As the United states entered the war, these young Nisei were removed from their homes and placed in concentration camps. Shocked and outraged, Miss Breed helped her young friends by becoming a lifeline to the outside world. She handed out stamped and addressed postcards at the railroad station on the day of their departure and encouraged them to write.
Miss Breed sent books, stationery, and gifts to her penpals in the internment camps. She also wrote professional articles questioning the policy of Japanese internment and racist politics. Miss Breed kept up her correspondence with her young readers after the war, and until her death in 1994. In 1992, she gave 300 letters from the camps to one of her correspondents, who donated then to the Japanese American National Museum. You can read the scanned letters online.
Joanne Oppenheim wrote a book entitled Dear Miss Breed.

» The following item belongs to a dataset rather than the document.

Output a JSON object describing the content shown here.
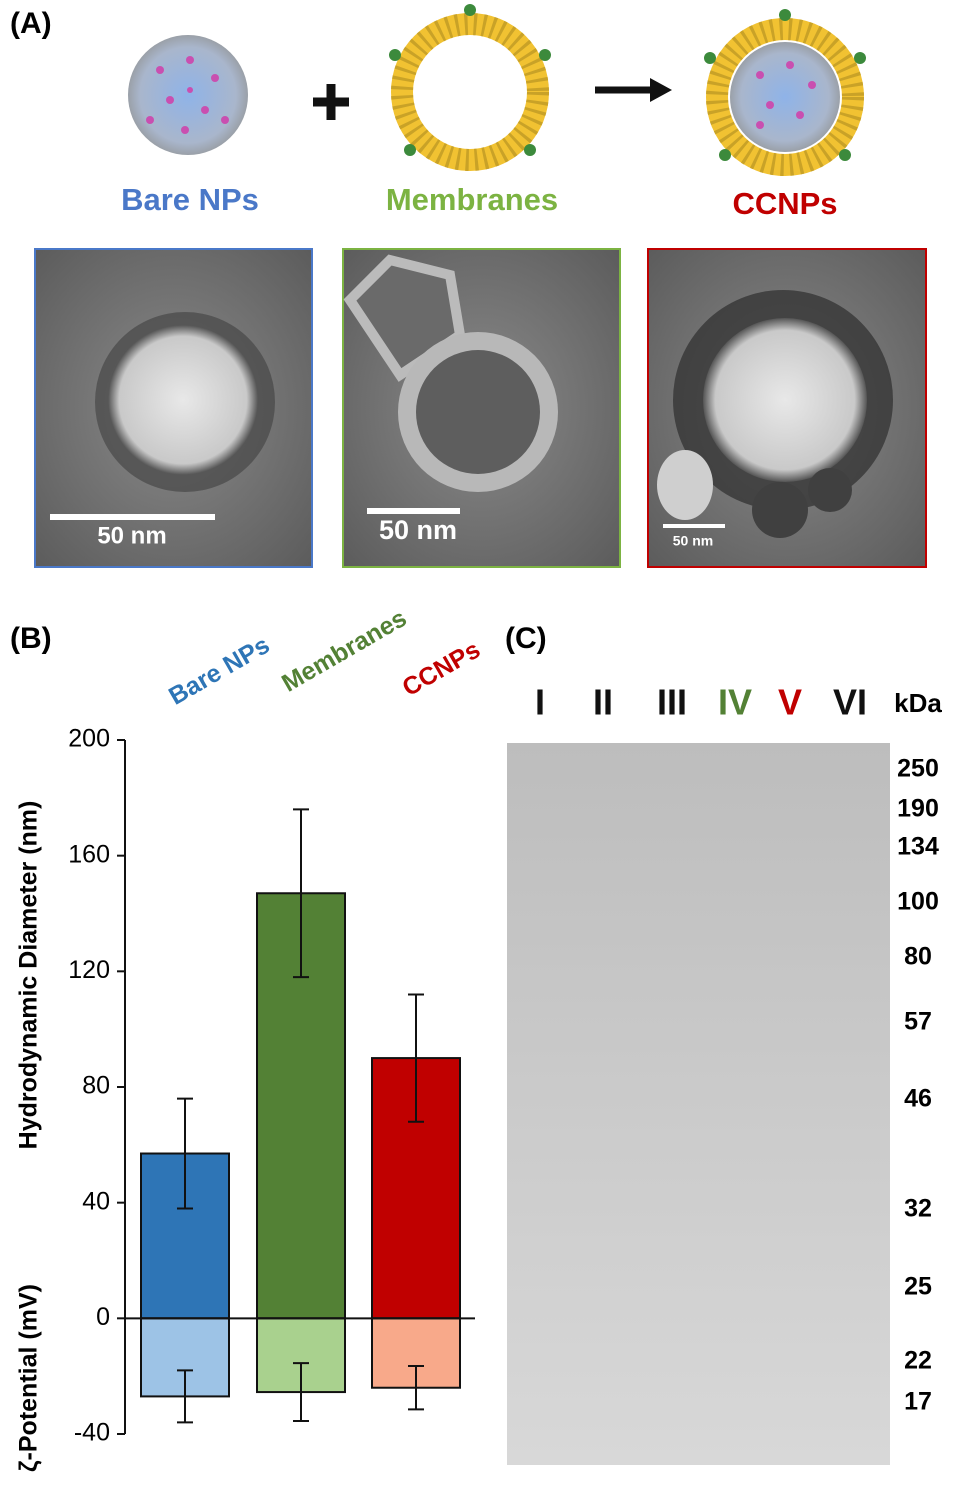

As the child of a minister who had worked on Ellis Island at the turn of the century, Clara took to heart the struggles of immigrant Americans. Nor did she forget that during the Civil War her ancestors were abolitionists who fought the injustice of slavery. Clara Breed knew that she could not stop the incarceration, but that did not stop her from doing what she could do by speaking out on their behalf and sending them gifts of the heart that showed them they were not forgotten.